Sex in the country

téléchargementMai 68 est passé par là. En ce printemps 71, sous présidence Pompidou où règne la morale corsetée, il n’est pas de bon ton de se revendiquer femme libérée, de réclamer l’égalité salariale et le droit à une sexualité épanouie, corollaire de l’accès libre à la contraception ou à l’avortement, ne sont que l’apanage de mouvements féministes ou de l’intelligentsia parisienne éclairée.
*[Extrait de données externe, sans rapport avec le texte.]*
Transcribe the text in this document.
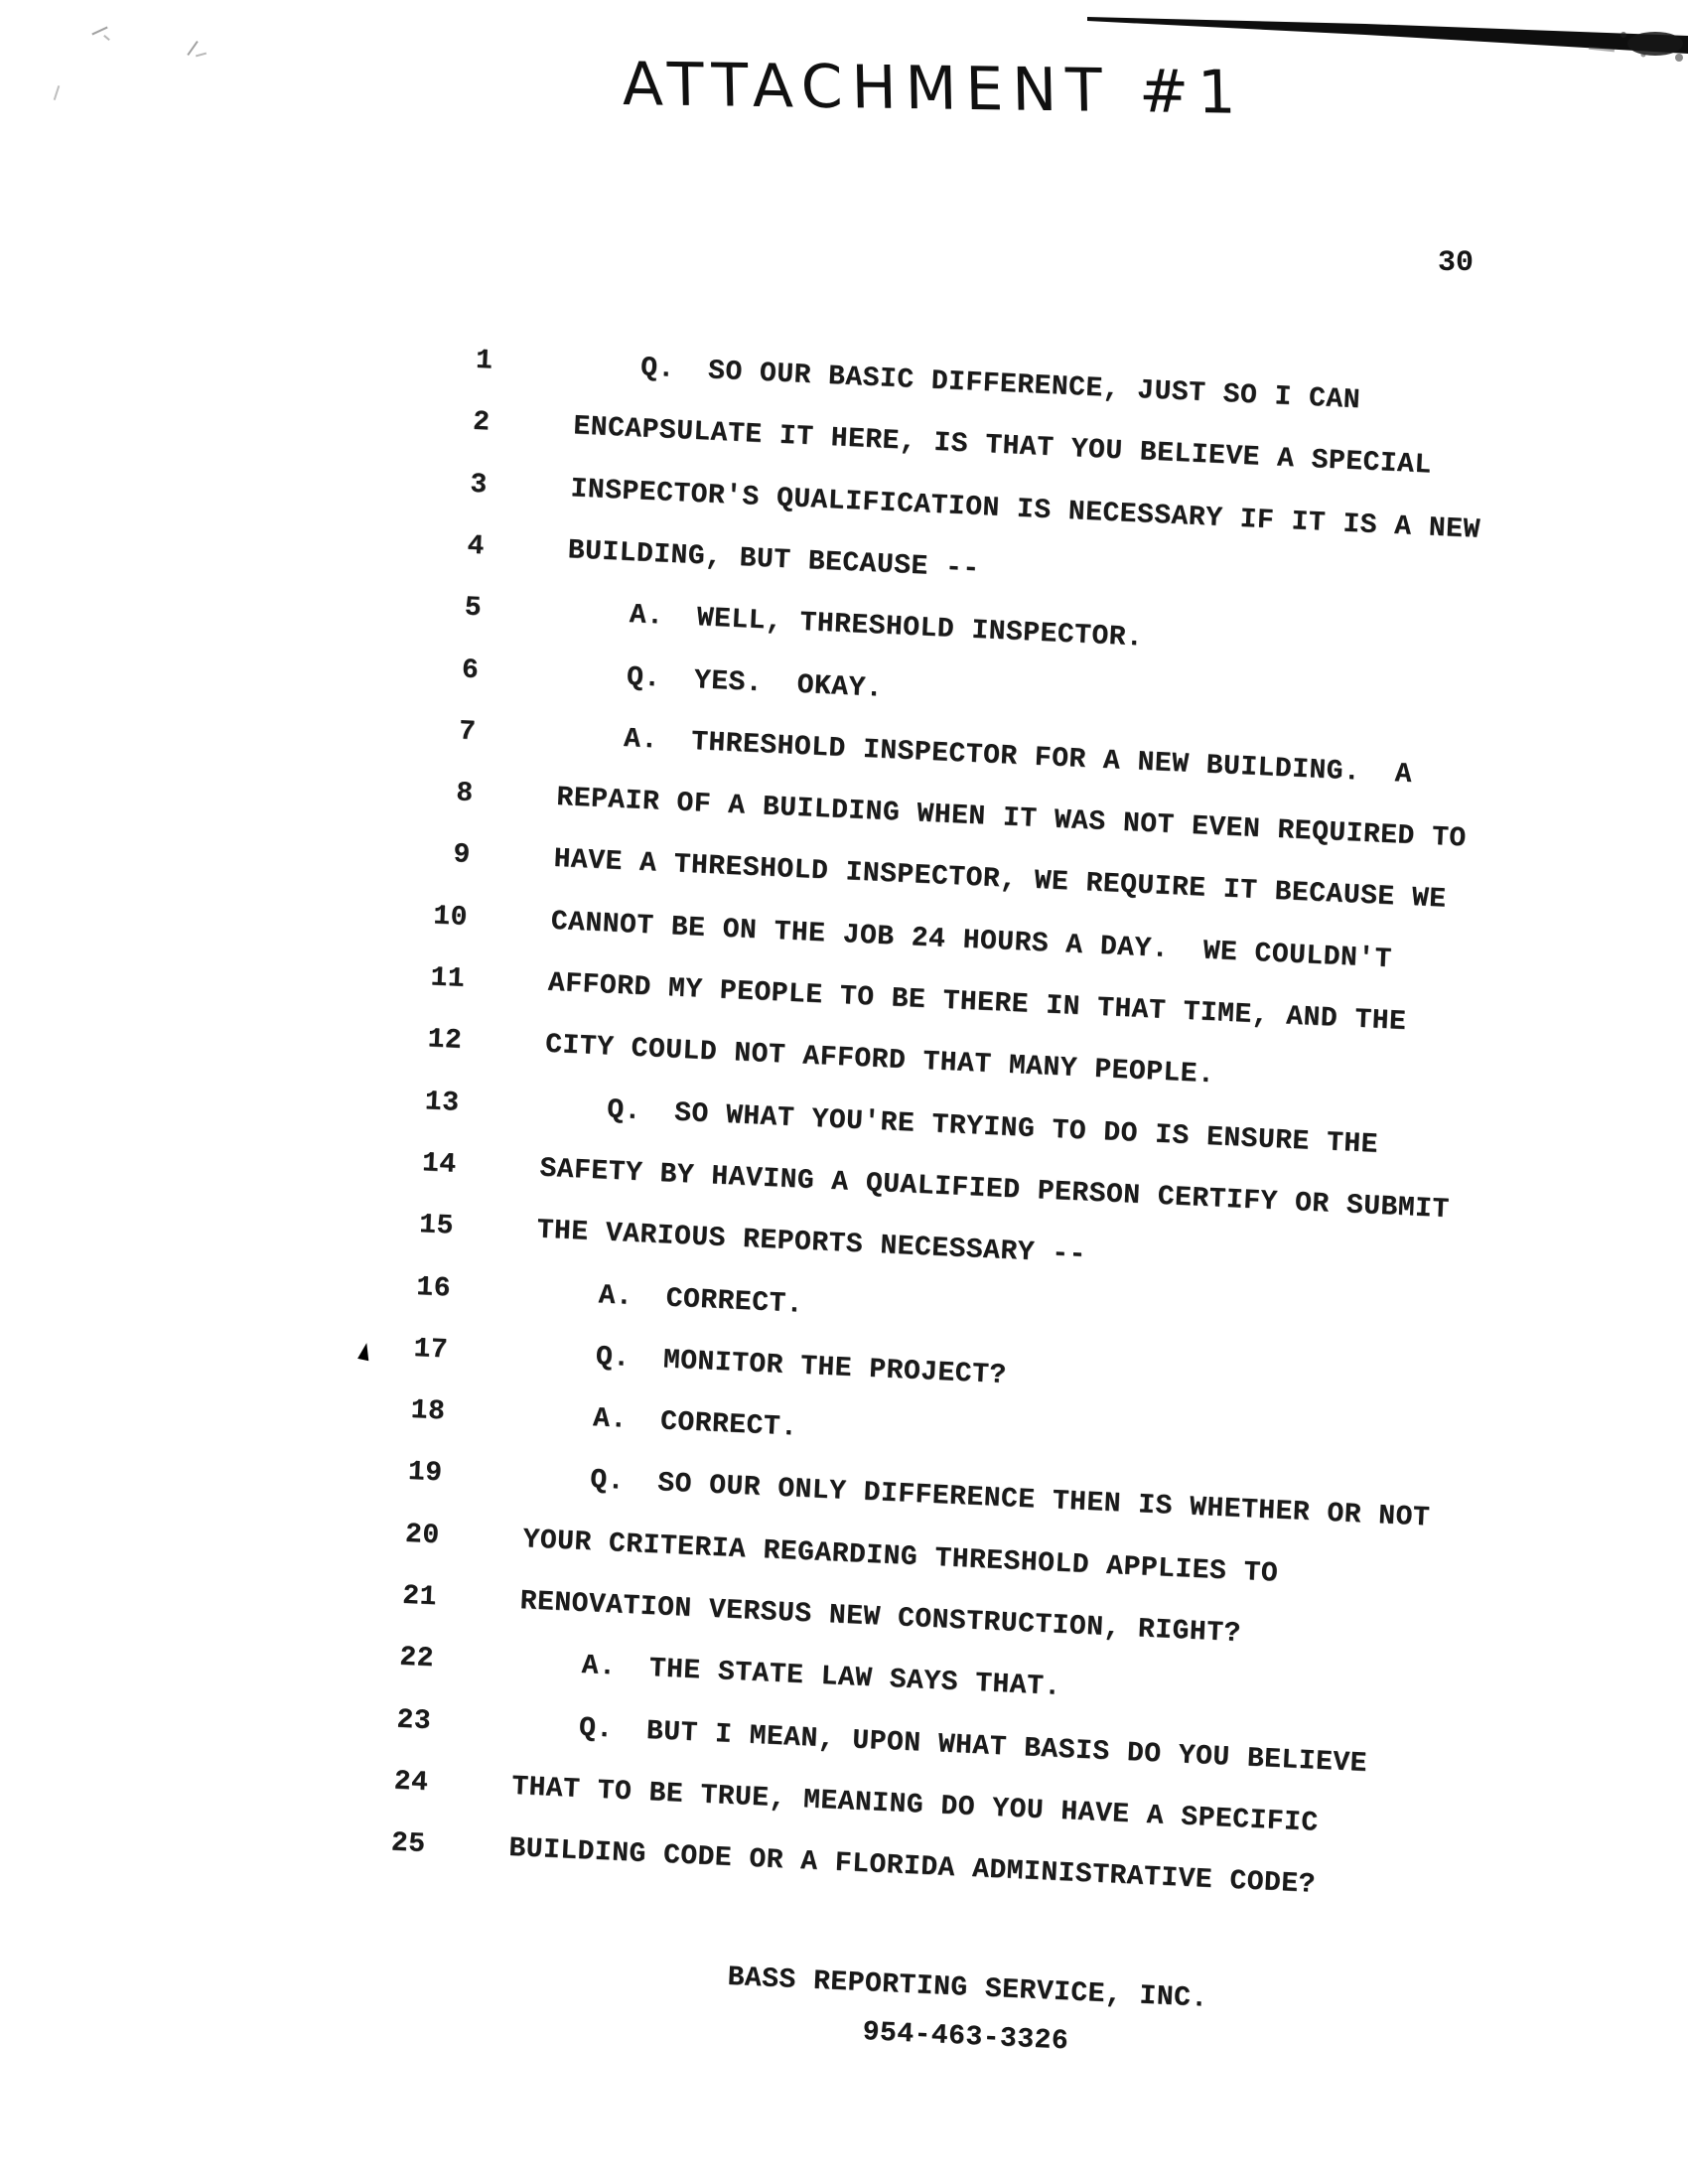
ATTACHMENT #1
30
1	Q. SO OUR BASIC DIFFERENCE, JUST SO I CAN
2	ENCAPSULATE IT HERE, IS THAT YOU BELIEVE A SPECIAL
3	INSPECTOR'S QUALIFICATION IS NECESSARY IF IT IS A NEW
4	BUILDING, BUT BECAUSE --
5	A. WELL, THRESHOLD INSPECTOR.
6	Q. YES.  OKAY.
7	A. THRESHOLD INSPECTOR FOR A NEW BUILDING.  A
8	REPAIR OF A BUILDING WHEN IT WAS NOT EVEN REQUIRED TO
9	HAVE A THRESHOLD INSPECTOR, WE REQUIRE IT BECAUSE WE
10	CANNOT BE ON THE JOB 24 HOURS A DAY.  WE COULDN'T
11	AFFORD MY PEOPLE TO BE THERE IN THAT TIME, AND THE
12	CITY COULD NOT AFFORD THAT MANY PEOPLE.
13	Q. SO WHAT YOU'RE TRYING TO DO IS ENSURE THE
14	SAFETY BY HAVING A QUALIFIED PERSON CERTIFY OR SUBMIT
15	THE VARIOUS REPORTS NECESSARY --
16	A. CORRECT.
17	Q. MONITOR THE PROJECT?
18	A. CORRECT.
19	Q. SO OUR ONLY DIFFERENCE THEN IS WHETHER OR NOT
20	YOUR CRITERIA REGARDING THRESHOLD APPLIES TO
21	RENOVATION VERSUS NEW CONSTRUCTION, RIGHT?
22	A. THE STATE LAW SAYS THAT.
23	Q. BUT I MEAN, UPON WHAT BASIS DO YOU BELIEVE
24	THAT TO BE TRUE, MEANING DO YOU HAVE A SPECIFIC
25	BUILDING CODE OR A FLORIDA ADMINISTRATIVE CODE?
▲
BASS REPORTING SERVICE, INC.
954-463-3326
Deux femmes que tout oppose, l’une provinciale qui s’occupe de la ferme de famille dans  sa Corrèze profonde où le machisme ancestral est la règle, l’autre citadine revendiquée et prof d’espagnol militante se rencontrent et vont peu à peu apprendre à se connaître, à s’apprivoiser jusqu’à se découvrir une folle passion réciproque, laquelle ne manque pas de déranger et fera des étincelles … Voilà la trame de « La belle saison »  le dernier film en date de Catherine Corsini, lequel reconstitue avec beaucoup d’acuité la société de cette époque. Ambiance survoltée de manifs, provocations frondeuses et autre happening, chanson emblématique telle » l’Hymne des femmes », doutes et utopies se bousculent pour rendre avec force détails très justes l’atmosphère de ces années-là. Les deux comédiennes, tant Izïa Higelin dans le rôle de la paysanne timide mais aux élans irrépressibles, que Cécile de France extrêmement convaincante dans son rôle de femme plus mûre et engagée mais tout aussi troublée, sont absolument remarquables et donnent une force et une authenticité incroyables aux personnages qu’elles incarnent. La sensualité contagieuse, la détermination sans faille et leur tendre complicité forcément clandestine, poids du regard d’autrui oblige et surtout celui des proches,  transforment leur histoire d’amour impossible en brûlot incandescent qui triomphe du politiquement correct. C’est à la fois tout d’intimité solaire et de blessures inavouées pour transcender cette love story non conventionnelle en histoire d’amour universelle faite de chair et de larmes. Dans le contexte actuel encore empreint d’homophobie latente,  c’est dire si ce film s’impose comme une réponse citoyenne évidente toute de dignité, de pudeur et de fraternité humaine.